Green MP 'disturbed' by National polls

02:59, Oct 10 2011
Catherine Delahunty
WOULD QUIT: Green MP Catherine Delahunty has labelled support for National "disturbing" and said she would quit if her party went into government with National.

A highly-ranked Green MP says she would quit rather than see her party go in to Government with National.

Catherine Delahunty, ranked fourth on the party list, said strong polling for National was "disturbing".

At an Otago University forum late last week, Delahunty said she could not understand polls that suggested most Green voters would support a full support agreement with National.

Asked if she would resign if the Green Party supported a National Government, Delahunty said: "Yes."

"I don't think it's going to happen so I don't think I'm going to have to ask myself that question. I don't see why the Greens would because we're not stupid."

A 3 News Reid Research poll out last week suggested 55 per cent of voters supported talks between National and the Greens on a coalition deal. Among the smaller sample of Green supporters, 60 per cent backed the idea and only 27 per cent did not.


The party voted at its annual meeting earlier this year to open up the slim possibility of a deal with National.

The party agreed that it was more likely to support Labour on confidence and supply, and a deal with National was "highly unlikely". It was still "on the table", however.

Delahunty suggested the 3 News poll results were the result of "media manipulation".

"I don't think you can ever under-estimate the way in which the media has manipulated people in this country. I don't think that represents the Green vote. I think that represents people who got asked a particular question," she said.

"We are experiencing a very weird time in this country where I don't think people love the National Government, but for some reason they love [Prime Minister] John [Key]. So, you know, explain that to me. Explain either of those things to me.
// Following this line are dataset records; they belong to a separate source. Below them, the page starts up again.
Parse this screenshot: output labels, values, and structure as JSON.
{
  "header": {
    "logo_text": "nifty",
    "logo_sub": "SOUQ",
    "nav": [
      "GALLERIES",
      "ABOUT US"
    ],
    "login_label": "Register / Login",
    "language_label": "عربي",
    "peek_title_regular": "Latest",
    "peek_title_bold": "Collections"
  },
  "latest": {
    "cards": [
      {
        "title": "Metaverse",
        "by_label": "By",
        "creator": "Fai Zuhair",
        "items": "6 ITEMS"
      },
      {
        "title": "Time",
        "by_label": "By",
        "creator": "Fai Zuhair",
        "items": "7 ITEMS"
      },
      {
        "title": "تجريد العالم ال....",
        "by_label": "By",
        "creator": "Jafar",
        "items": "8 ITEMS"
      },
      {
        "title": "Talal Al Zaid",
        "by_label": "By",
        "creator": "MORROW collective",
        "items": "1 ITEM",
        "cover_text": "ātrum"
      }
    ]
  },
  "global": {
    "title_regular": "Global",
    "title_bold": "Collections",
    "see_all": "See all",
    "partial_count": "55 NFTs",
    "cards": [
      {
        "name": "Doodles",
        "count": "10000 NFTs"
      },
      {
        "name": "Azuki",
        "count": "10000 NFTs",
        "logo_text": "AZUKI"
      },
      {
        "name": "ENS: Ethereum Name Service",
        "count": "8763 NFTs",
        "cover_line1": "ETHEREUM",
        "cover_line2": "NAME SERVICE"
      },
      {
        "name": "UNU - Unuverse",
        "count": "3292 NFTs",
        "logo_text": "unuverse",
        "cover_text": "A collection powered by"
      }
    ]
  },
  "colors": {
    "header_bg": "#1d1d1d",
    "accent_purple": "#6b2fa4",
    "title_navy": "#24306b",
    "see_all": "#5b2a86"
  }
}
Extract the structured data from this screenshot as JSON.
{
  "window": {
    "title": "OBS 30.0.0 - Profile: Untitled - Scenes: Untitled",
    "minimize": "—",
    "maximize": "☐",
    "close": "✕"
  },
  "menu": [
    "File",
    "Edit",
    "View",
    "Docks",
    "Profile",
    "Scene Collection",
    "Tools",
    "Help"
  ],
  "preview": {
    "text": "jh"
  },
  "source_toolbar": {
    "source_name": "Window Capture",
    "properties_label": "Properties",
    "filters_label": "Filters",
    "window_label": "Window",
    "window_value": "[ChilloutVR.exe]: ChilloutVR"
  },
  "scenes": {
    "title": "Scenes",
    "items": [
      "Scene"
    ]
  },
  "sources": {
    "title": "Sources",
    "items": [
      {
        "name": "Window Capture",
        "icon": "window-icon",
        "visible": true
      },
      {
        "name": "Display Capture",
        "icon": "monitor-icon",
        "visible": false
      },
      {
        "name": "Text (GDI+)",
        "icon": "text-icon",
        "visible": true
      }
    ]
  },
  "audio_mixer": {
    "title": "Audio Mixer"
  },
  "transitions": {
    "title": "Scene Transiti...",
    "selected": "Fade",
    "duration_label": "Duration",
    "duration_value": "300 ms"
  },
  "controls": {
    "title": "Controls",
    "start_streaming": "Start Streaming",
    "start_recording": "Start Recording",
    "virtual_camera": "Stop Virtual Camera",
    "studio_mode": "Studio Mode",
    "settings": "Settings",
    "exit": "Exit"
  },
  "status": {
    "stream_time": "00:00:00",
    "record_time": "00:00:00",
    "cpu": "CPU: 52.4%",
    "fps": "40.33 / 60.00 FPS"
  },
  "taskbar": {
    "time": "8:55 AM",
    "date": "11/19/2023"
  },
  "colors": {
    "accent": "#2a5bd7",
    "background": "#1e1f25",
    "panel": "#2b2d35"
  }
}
I don't understand that poll at all."

People who wanted to join the party and argue for a deal with National would "have to fight with me," she said.

"We will get rid of them [National]. It won't happen over night but it will happen."

The Greens, including Delahunty, have worked with National in the current Government under a memorandum of understanding on a home insulation scheme and pest-control.

Co-leader Russel Norman has indicated a fresh MoU is the most likely type of agreement with National after the election, but has not ruled out seeking a ministerial post.

Delahunty indicated her objections were over an agreement that extended to ministerial posts but not over an MoU.